5) I can’t believe you aren’t eating what’s on your plate. Think of all the dying children in China who are starving.
I think I would be a millionaire if I had a nickel for every time someone told me this as a child. (Maybe it’s because I didn’t eat everything on my plate very much, but there is a whole other discussion waiting to happen.) The truth is, people still repeat something like this or it’s variant today. My question is: Why?
First, are the parents seriously suggesting to send all the leftovers on a plane to those starving children in another country? Because I’m guessing the food will go bad by the time it gets there. I don’t think the people in China or Africa will be impressed by our moldy bread.
Second, you are implying there is no good reason why a child should not eat everything on his plate. Maybe he took too much, but this would require a whole other discussion, not including those starving children. But given the fact our kids tend to be overfed instead of underfed, I am thinking trying to make them eat more by shaming them into eating more might be a bad thing. Just saying.

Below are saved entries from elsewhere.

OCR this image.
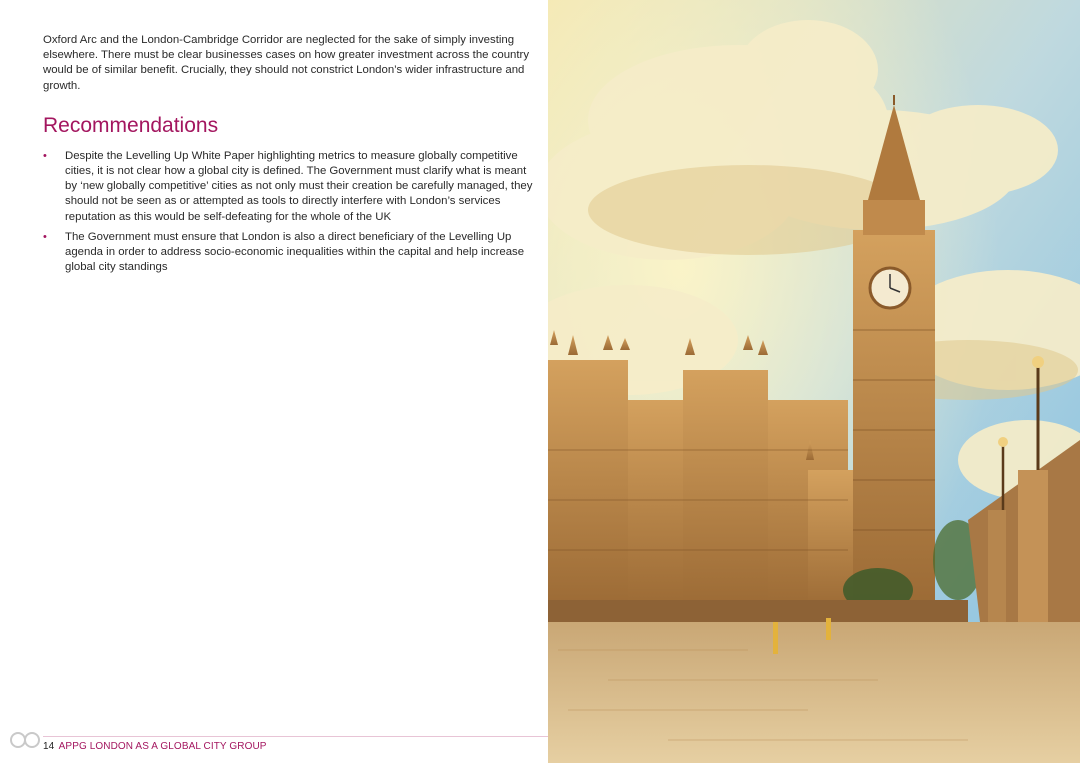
Oxford Arc and the London-Cambridge Corridor are neglected for the sake of simply investing elsewhere. There must be clear businesses cases on how greater investment across the country would be of similar benefit. Crucially, they should not constrict London’s wider infrastructure and growth.

Recommendations
• Despite the Levelling Up White Paper highlighting metrics to measure globally competitive cities, it is not clear how a global city is defined. The Government must clarify what is meant by ‘new globally competitive’ cities as not only must their creation be carefully managed, they should not be seen as or attempted as tools to directly interfere with London’s services reputation as this would be self-defeating for the whole of the UK
• The Government must ensure that London is also a direct beneficiary of the Levelling Up agenda in order to address socio-economic inequalities within the capital and help increase global city standings
14 APPG LONDON AS A GLOBAL CITY GROUP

Finally, I don’t believe guilt motivates people to do the right thing. I know sometimes it prevents people from doing the wrong thing, so you feel bad. But it won’t motivate the person to eat one more bite on his plate if he is full. And it definitely won’t motivate them to eat another bite if the food tastes awful to them. Consider this, some people have different taste buds. Cilantro to some people tastes like dish soap because it’s in their genes. If you made a dish with cilantro and your child has that issue, you wouldn’t force them to eat the dish soap just because you didn’t want to waste the food, would you? I would hope not.
I get it, you don’t want to waste food. But maybe thinking about how much is served, or how you can get your kids to eat a reasonable amount and then go back for seconds if they really like it would be the way to go. Let’s not have any more of this crazy talk.
Continue The Conversation
I know we think of all the crazy things children say. And they do say a lot of crazy things. But what kinds of crazy things do parents say? Or what kinds of things do you say which sound crazy the moment they come out of your mouth? I think we all have those moments. We probably have them more often than we would like to admit.